CCTV apologizes for gaffe ... with second gaffe
- Source: Global Times
- [23:35 June 10 2009]
- Comments
By Deng Jingyin
As the public bombarded China Central Television’s (CCTV) “fake image” on Sunday’s 7 pm daily news program, a wrongly dated apology letter caught the public’s attention again Tuesday.
During a report about this year’s college entrance exam, a bus carrying a banner that read, “63-day countdown to the 2008 Olympic Games” drove into the shot. As a result, websites and online forums were flooded with claims CCTV had created “false news.”
The station apologized for the mistake Tuesday on its website.
Unfortunately, the letter released at 4:01 pm was dated “June 9, 2008.”
The mistake was corrected 79 minutes later.
The news was compiled from video footage transmitted by local TV stations. The video with file image was from Jiangxi TV, CCTV said in a statement.
The station had been reporting on a new car parking scheme that day in Nanchang, capital of Jiangxi Province, but “because of bad weather and limited time … journalists asked the local traffic police department to provide some pictures,” it said.
Editors at Jiangxi TV and CCTV failed to notice the mistake, which resulted in the wrong image being aired in the news program, it said.
“The apology is acceptable.
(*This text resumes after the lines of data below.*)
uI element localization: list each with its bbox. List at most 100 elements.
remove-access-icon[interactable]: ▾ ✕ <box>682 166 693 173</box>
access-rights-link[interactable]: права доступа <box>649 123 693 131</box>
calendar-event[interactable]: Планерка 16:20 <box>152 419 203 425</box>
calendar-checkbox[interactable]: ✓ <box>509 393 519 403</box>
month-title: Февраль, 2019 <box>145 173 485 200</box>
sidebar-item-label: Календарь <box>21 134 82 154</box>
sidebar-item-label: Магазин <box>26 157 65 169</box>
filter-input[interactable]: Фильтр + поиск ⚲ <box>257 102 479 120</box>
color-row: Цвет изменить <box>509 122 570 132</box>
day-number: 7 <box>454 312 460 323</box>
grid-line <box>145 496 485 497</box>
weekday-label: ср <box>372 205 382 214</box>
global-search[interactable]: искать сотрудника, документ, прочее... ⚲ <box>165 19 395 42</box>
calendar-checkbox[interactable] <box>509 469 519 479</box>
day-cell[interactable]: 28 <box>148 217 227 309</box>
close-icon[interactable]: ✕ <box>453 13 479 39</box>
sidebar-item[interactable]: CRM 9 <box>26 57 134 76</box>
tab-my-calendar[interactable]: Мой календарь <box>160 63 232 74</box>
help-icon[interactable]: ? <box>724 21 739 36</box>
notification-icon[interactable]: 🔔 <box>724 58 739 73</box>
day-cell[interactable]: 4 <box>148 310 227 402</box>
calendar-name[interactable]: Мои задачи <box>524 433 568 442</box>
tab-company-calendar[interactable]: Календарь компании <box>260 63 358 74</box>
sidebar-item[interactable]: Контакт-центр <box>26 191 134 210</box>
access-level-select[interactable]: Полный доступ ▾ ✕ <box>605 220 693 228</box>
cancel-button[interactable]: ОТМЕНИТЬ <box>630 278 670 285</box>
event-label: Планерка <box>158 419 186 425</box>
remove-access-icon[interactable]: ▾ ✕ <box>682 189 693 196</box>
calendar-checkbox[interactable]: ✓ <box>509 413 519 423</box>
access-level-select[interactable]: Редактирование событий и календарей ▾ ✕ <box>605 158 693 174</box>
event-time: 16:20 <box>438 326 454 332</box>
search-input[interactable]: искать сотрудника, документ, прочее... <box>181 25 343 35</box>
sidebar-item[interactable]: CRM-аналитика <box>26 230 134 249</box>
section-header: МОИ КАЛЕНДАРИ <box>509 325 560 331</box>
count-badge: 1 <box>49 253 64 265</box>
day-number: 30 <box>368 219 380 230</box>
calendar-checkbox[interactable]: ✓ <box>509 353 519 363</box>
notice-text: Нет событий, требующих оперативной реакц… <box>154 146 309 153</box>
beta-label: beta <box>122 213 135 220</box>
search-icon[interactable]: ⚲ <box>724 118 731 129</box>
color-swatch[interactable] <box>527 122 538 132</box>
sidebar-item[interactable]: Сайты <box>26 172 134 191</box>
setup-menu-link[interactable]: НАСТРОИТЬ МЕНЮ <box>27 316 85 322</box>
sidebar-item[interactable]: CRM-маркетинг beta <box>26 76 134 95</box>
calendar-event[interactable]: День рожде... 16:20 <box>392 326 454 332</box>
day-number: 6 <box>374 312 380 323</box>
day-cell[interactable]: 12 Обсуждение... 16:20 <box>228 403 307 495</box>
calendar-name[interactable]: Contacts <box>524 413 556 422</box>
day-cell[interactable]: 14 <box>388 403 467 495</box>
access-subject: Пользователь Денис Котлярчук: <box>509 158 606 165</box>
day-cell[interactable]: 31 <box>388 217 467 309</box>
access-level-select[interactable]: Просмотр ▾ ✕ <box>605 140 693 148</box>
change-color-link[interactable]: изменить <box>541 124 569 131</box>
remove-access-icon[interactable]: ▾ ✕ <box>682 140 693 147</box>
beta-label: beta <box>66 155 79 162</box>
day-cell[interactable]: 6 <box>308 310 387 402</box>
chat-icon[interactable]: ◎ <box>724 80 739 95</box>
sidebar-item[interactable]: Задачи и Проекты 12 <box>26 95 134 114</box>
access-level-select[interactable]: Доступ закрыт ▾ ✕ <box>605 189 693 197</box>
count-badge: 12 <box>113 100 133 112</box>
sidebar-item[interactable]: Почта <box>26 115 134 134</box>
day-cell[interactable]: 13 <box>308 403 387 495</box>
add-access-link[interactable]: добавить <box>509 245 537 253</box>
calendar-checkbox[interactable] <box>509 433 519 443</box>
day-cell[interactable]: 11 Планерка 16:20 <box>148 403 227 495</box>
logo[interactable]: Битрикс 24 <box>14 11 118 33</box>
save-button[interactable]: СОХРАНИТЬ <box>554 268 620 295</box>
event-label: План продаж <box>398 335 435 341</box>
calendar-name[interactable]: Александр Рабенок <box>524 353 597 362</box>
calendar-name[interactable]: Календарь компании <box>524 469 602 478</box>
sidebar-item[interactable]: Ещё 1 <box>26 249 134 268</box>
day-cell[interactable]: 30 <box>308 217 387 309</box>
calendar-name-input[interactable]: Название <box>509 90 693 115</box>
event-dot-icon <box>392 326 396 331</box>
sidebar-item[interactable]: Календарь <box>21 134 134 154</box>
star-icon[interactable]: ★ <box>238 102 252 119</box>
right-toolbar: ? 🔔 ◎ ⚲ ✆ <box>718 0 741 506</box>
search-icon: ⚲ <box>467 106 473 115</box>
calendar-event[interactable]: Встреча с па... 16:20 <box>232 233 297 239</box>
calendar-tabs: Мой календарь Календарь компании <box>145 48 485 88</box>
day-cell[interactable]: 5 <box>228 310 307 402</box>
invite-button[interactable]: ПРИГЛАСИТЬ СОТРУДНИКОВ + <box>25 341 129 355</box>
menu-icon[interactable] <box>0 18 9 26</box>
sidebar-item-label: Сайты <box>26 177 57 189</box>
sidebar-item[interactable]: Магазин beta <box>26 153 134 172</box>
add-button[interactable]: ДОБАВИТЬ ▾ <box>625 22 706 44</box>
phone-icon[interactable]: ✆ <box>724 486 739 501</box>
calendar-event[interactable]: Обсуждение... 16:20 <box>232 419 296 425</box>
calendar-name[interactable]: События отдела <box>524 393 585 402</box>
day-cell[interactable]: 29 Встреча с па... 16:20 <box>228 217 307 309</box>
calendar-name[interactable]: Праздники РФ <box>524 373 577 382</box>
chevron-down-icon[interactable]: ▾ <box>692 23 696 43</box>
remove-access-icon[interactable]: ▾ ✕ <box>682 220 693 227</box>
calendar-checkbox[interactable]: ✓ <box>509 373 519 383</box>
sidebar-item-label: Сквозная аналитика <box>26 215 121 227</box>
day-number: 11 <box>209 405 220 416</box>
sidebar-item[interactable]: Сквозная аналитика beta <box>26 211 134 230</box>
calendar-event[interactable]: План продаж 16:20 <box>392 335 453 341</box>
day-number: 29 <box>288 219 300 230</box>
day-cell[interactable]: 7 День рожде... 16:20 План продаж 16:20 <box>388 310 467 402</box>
I understand it’s not easy to work in TV. It’s not possible to avoid all mistakes, but what’s more important is to learn a lesson from it,” Chen Xuanfeng, an assistant to the director at Hunan TV, said.
Several online “experts” aired their views on what they thought had really happened.
“CCTV had foreseen this issue, so they prepared this letter one year ago,” a Web user said, without divulging its sources.
A person named Liang from CCTV’s news department told the Global Times that the company did not “copy and paste old letters,” but had made a genuine mistake.